Flächennutzungsplan wühlt den Neusser Süden auf: Widerstand formiert sich

Neuss · Ein Gewerbegebiet vor der Haustüre — das möchte vermutlich kaum jemand. Doch genau das könnte im Fall von vielen Menschen im Neusser Süden eintreten. Die neu gegründete Bürgerinitiative "Pro Lebensqualität in Elvekum" wehrt sich gegen die Pläne von Verwaltung und Politik — und stößt auf viel Verständnis, aber auch auf Gegenwind.

Diese Fläche sorgt für hitzige Diskussionen im Neusser Süden. Dort soll Gewerbe entstehen.

Foto: Foto: Violetta Fehse

Wie hoch das Interesse an dem Thema ist, zeigt die hohe Beteiligung an der ersten Versammlung, zu der die Bürgerinitiative eingeladen hatte. 92 Menschen aus diversen Stadtteilen waren gekommen — und das, obwohl die Veranstalter keine Werbung gemacht haben und der Termin auf den ersten Montag in den Sommerferien gelegt wurde.
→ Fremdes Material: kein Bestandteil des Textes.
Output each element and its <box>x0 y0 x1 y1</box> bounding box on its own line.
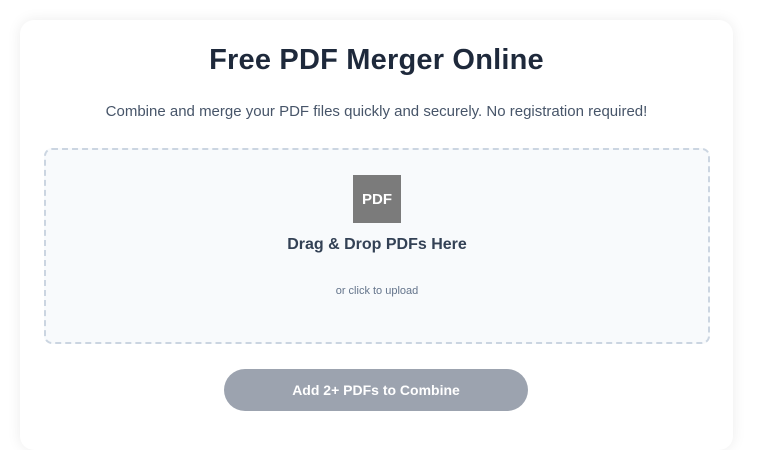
combine-pdfs-button[interactable]: Add 2+ PDFs to Combine <box>224 369 528 411</box>
pdf-icon-label: PDF <box>362 190 392 208</box>
dropzone-hint: or click to upload <box>335 285 419 297</box>
page-title: Free PDF Merger Online <box>209 44 544 76</box>
page-subtitle: Combine and merge your PDF files quickly… <box>105 103 648 120</box>
dropzone-title: Drag & Drop PDFs Here <box>287 236 467 253</box>
pdf-dropzone[interactable]: PDF Drag & Drop PDFs Here or click to up… <box>44 148 710 344</box>
pdf-file-icon: PDF <box>353 175 401 223</box>
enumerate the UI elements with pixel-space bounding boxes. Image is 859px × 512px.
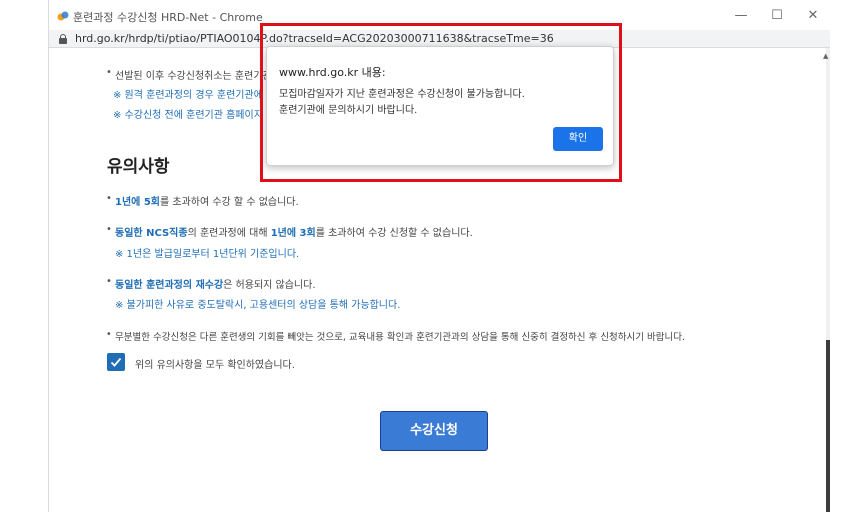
notice-item-2-text-2: 를 초과하여 수강 신청할 수 없습니다. (315, 228, 473, 239)
scrollbar-thumb[interactable] (826, 340, 830, 512)
notice-item-2-highlight-2: 1년에 3회 (270, 228, 316, 239)
minimize-button[interactable]: — (731, 6, 751, 26)
apply-button[interactable]: 수강신청 (380, 411, 488, 451)
notice-item-4: 무분별한 수강신청은 다른 훈련생의 기회를 빼앗는 것으로, 교육내용 확인과… (106, 329, 685, 343)
notice-item-2-highlight-1: 동일한 NCS직종 (115, 228, 188, 239)
notice-item-2-text-1: 의 훈련과정에 대해 (187, 228, 271, 239)
checkmark-icon (110, 357, 122, 367)
intro-note-2: ※ 수강신청 전에 훈련기관 홈페이지 (113, 110, 263, 121)
notice-item-3-highlight: 동일한 훈련과정의 재수강 (115, 280, 224, 291)
intro-note-1: ※ 원격 훈련과정의 경우 훈련기관에 (113, 90, 263, 101)
notice-item-1-text: 를 초과하여 수강 할 수 없습니다. (160, 197, 299, 208)
scrollbar[interactable] (826, 48, 830, 512)
notice-item-2-note: ※ 1년은 발급일로부터 1년단위 기준입니다. (115, 249, 300, 260)
scroll-up-arrow-icon[interactable]: ▲ (823, 52, 828, 60)
confirm-checkbox[interactable] (107, 353, 125, 371)
maximize-button[interactable]: ☐ (767, 6, 787, 26)
notice-item-1-highlight: 1년에 5회 (115, 197, 160, 208)
highlight-box (260, 23, 622, 182)
notice-item-1: 1년에 5회를 초과하여 수강 할 수 없습니다. (106, 193, 299, 208)
notice-title: 유의사항 (107, 157, 170, 177)
notice-item-3: 동일한 훈련과정의 재수강은 허용되지 않습니다. (106, 276, 316, 291)
intro-bullet: 선발된 이후 수강신청취소는 훈련기관 (106, 67, 272, 82)
confirm-label[interactable]: 위의 유의사항을 모두 확인하였습니다. (135, 356, 295, 371)
window-title: 훈련과정 수강신청 HRD-Net - Chrome (73, 11, 263, 24)
lock-icon (59, 34, 67, 44)
close-button[interactable]: ✕ (803, 6, 823, 26)
notice-item-3-note: ※ 불가피한 사유로 중도탈락시, 고용센터의 상담을 통해 가능합니다. (115, 300, 401, 311)
hrd-net-favicon-icon (57, 11, 69, 21)
notice-item-3-text: 은 허용되지 않습니다. (223, 280, 316, 291)
notice-item-2: 동일한 NCS직종의 훈련과정에 대해 1년에 3회를 초과하여 수강 신청할 … (106, 224, 473, 239)
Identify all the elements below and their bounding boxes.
Die Stimmung war nicht nur wegen der Temperaturen aufgeheizt — denn die Bürger befürchten das Schlimmste. "Wir gehen davon aus, dass zwischen Elvekum und Derikum kein Gewerbe- sondern ein Industriegebiet entstehen soll", berichtet Sprecherin Dorothee Helten. Der Unterschied: Gewerbegebiete dienen vorwiegend der Unterbringung von nicht erheblich belästigenden Betrieben. In Industriegebieten hingegen dürfen sich Betriebe mit höheren Immissionen ansiedeln. "Damit wäre der Weg frei für große Logistikunternehmen, die für mehr Verkehr im Ort sorgen", so die Elvekumerin. Nicht der einzige Kritikpunkt, den die Bürgerinitiative vorbringt.
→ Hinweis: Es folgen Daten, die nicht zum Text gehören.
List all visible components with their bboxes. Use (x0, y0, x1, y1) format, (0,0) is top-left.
Denn auch die geplante Umgehungsstraße, die zur Verkehrsentlastung beitragen soll, ist den Anwohnern ein Dorn im Auge. "Zum einen würde sie aus unserer Sicht zu keiner Besserung beitragen, zum anderen rechtfertigt die Straße umso mehr eine Ansiedlung von Industrie statt Gewerbe", so Helten. Sie und die Bürgerinitiative bemängeln, dass die Stadt zu wenig Öffentlichkeitsarbeit geleistet habe, um den Flächennutzungsplan zu erklären. "Eine bloße Auslegung des Plans reicht da eben nicht aus", so die Elvekumerin. Tobias Spange vom Presseamt der Stadt Neuss weist die Kritik zurück: "Über sechs Wochen, wurden der Plan und alle Unterlagen öffentlich ausgelegt. Diese konnten beim Amt für Stadtplanung im Rathaus und gleichzeitig online eingesehen werden.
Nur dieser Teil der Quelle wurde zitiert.